Metallic materials for solid oxide fuel cells and electrolysers - Mitigating high temperature corrosion

Doctoral thesis, 2023

Solid oxide cells (SOCs) are high-temperature energy conversion devices that have great potential due to their high efficiency, low operating costs, and flexibility. SOCs can produce electricity from a variety of fuels as solid oxide fuel cells (SOFCs), and they can convert electricity to fuels as solid oxide electrolyser cells (SOECs). However, the wide-spread commercialisation of this technology is hindered by high system cost, lack of durability, and poor performance stability during long-term operation. Owing to the high-temperature operation and aggressive environment of SOCs, metallic materials used for interconnects and balance of plant (BOP) components are subject to corrosion. Interconnects are typically made of ferritic stainless steel (FSS), which forms a protective chromia scale at high temperatures. The degradation mechanisms, such as Cr (VI) evaporation and chromia scale growth, lead to electrode poisoning and increased electrical resistance, which degrade cell performance.

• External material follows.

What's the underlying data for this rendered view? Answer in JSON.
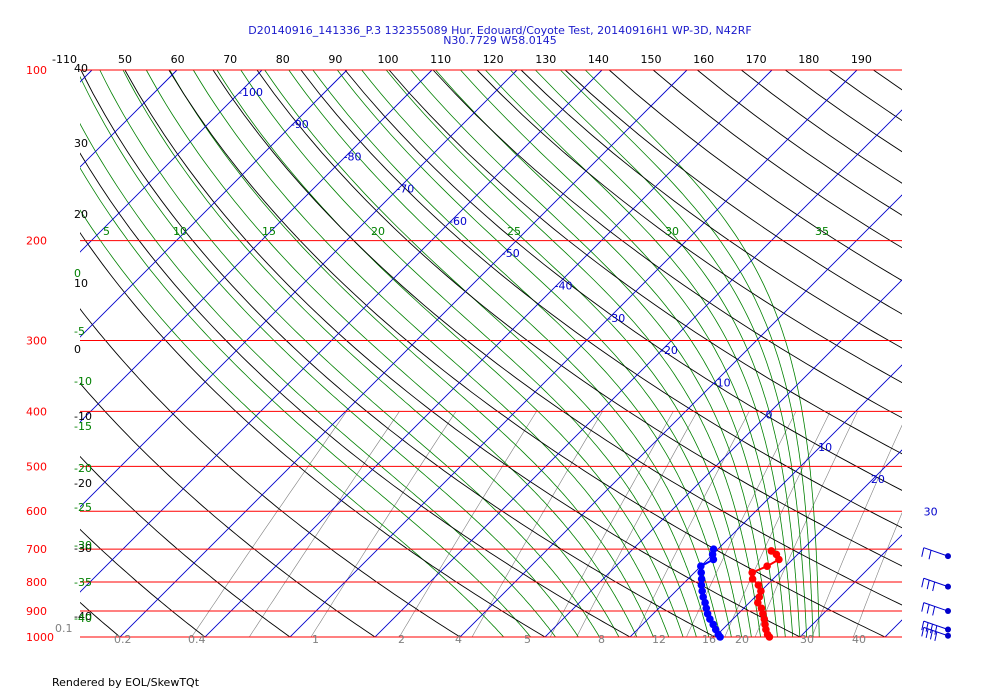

The primary objective of this thesis is to develop alternative materials and understand the degradative mechanisms so as to effectively reduce the costs and improve the performances of metallic materials in SOC systems. The Cr evaporation, oxide scale growth, the microstructural evolution of the oxide scale, and the area-specific resistances are investigated for the selected materials. The majority of the thesis is focused on Ce/Co coatings. Ce/Co-coated, low-cost, commercial FSS (AISI 441, AISI 430, and AISI 444) are compared to tailor-made Crofer 22 APU in air-side atmospheres. Ce/Co-coated steels are further investigated under dual-atmosphere conditions. The Ce/Co coating is compared to various coatings from research laboratories and universities world-wide. Furthermore, the underlying causes for the improvement in the oxidation resistances of FSS that occur in the presence of the reactive element Ce (in the Ce/Co coating) are investigated, and a new mechanism is proposed. Finally, a model to predict the lifetimes of the coated steels is proposed. Moreover, a new coating system, the Ce/FeNi coating, is proposed as an alternative to the Ce/Co coating. The Ce/FeNi coating is found to be more effective than Ce/Co coating in reducing chromia scale growth.

While research on metallic materials for SOC has centred on the interconnects, the metallic materials used in BOP components, which can be a significant source of volatile chromium species, have been largely neglected. Five metallic materials (AISI 441, AISI 444, A197/Kanthal® EF101, alloy 800H, and alloy 600) are examined for potential usage in BOP components. The oxidation and Cr evaporation behaviours of these materials are discussed and correlated to the observed microstructures.